Síndrome ligada à cannabis faz crescer atendimentos por vômito intenso

Por Redação – Porto Seguro News

Profissionais de saúde têm observado um aumento significativo nos atendimentos de pacientes que apresentam episódios de vômito intenso e recorrente associados ao uso frequente de cannabis. A condição, conhecida como Síndrome da Hiperêmese por Cannabis (SHC), tem chamado a atenção de médicos e emergencistas em diversas regiões do país.

A síndrome ocorre principalmente em pessoas que fazem uso diário ou de longa duração da maconha. Os sintomas aparecem de forma cíclica e incluem crises de náusea forte, dor abdominal e vômitos persistentes, que só melhoram temporariamente com banhos muito quentes — um comportamento considerado típico da condição.

“Muitos pacientes não relacionam o sintoma ao uso de cannabis e passam meses buscando diagnóstico. Quando investigamos o histórico, a ligação se torna clara”, explica um gastroenterologista ouvido pela reportagem.

Por que isso acontece?

A causa exata da síndrome ainda não é totalmente compreendida, mas estudos indicam que o uso contínuo da cannabis pode alterar o funcionamento do sistema endocanabinoide, responsável por regular funções como humor, apetite e digestão. Em algumas pessoas, essa alteração provoca um efeito paradoxal: a planta, que em pequenas doses pode aliviar náuseas, passa a desencadear crises severas.

Principais sintomas da Síndrome da Hiperêmese por Cannabis

  • Vômitos intensos e repetidos
  • Náusea constante
  • Dor abdominal forte
  • Alívio temporário ao tomar banhos quentes
  • Desidratação e perda de peso em casos graves

O diagnóstico geralmente é clínico e depende de uma boa investigação médica, já que os sintomas podem ser confundidos com gastrite, intoxicações alimentares e outras doenças gastrointestinais.

Como tratar?

O tratamento imediato inclui hidratação, controle dos vômitos e monitoramento clínico. Porém, a única forma comprovada de interromper definitivamente o ciclo da síndrome é suspender totalmente o uso de cannabis.

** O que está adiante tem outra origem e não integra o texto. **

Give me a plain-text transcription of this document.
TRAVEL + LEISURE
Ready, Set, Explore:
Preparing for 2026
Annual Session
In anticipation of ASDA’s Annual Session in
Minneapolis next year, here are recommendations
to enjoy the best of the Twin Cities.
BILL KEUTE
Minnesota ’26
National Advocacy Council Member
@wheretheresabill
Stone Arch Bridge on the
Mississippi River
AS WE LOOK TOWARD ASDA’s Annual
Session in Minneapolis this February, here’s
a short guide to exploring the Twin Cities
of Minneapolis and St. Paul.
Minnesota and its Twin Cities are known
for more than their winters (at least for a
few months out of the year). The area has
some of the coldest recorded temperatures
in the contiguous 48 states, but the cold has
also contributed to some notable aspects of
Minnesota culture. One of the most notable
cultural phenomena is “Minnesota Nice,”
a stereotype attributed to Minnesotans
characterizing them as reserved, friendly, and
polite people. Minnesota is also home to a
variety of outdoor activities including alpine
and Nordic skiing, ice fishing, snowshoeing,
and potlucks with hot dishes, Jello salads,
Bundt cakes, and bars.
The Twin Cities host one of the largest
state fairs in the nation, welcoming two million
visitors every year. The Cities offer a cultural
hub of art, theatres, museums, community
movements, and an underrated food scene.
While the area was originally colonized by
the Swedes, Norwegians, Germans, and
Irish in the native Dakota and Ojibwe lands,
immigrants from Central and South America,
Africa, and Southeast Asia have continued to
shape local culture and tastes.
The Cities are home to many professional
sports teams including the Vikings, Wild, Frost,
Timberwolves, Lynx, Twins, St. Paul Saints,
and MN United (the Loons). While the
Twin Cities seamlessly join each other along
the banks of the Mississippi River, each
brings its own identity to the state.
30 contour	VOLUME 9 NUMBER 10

“Quando o paciente para de usar, as crises desaparecem. Mas, se volta ao consumo, os sintomas retornam”, reforça o especialista.

Médicos alertam que muitos pacientes procuram o hospital somente depois de dias sem conseguir se alimentar, o que aumenta o risco de complicações como desidratação grave, arritmias e distúrbios eletrolíticos.

Uso crescente e mais casos

Com o aumento do consumo recreativo e medicinal de cannabis, especialistas afirmam que a SHC tende a se tornar mais comum nos próximos anos. Profissionais destacam a importância de campanhas de conscientização, diagnóstico precoce e orientação adequada para evitar quadros graves.

A síndrome não é considerada fatal quando tratada corretamente, mas pode causar grande sofrimento e levar à necessidade de internação hospitalar.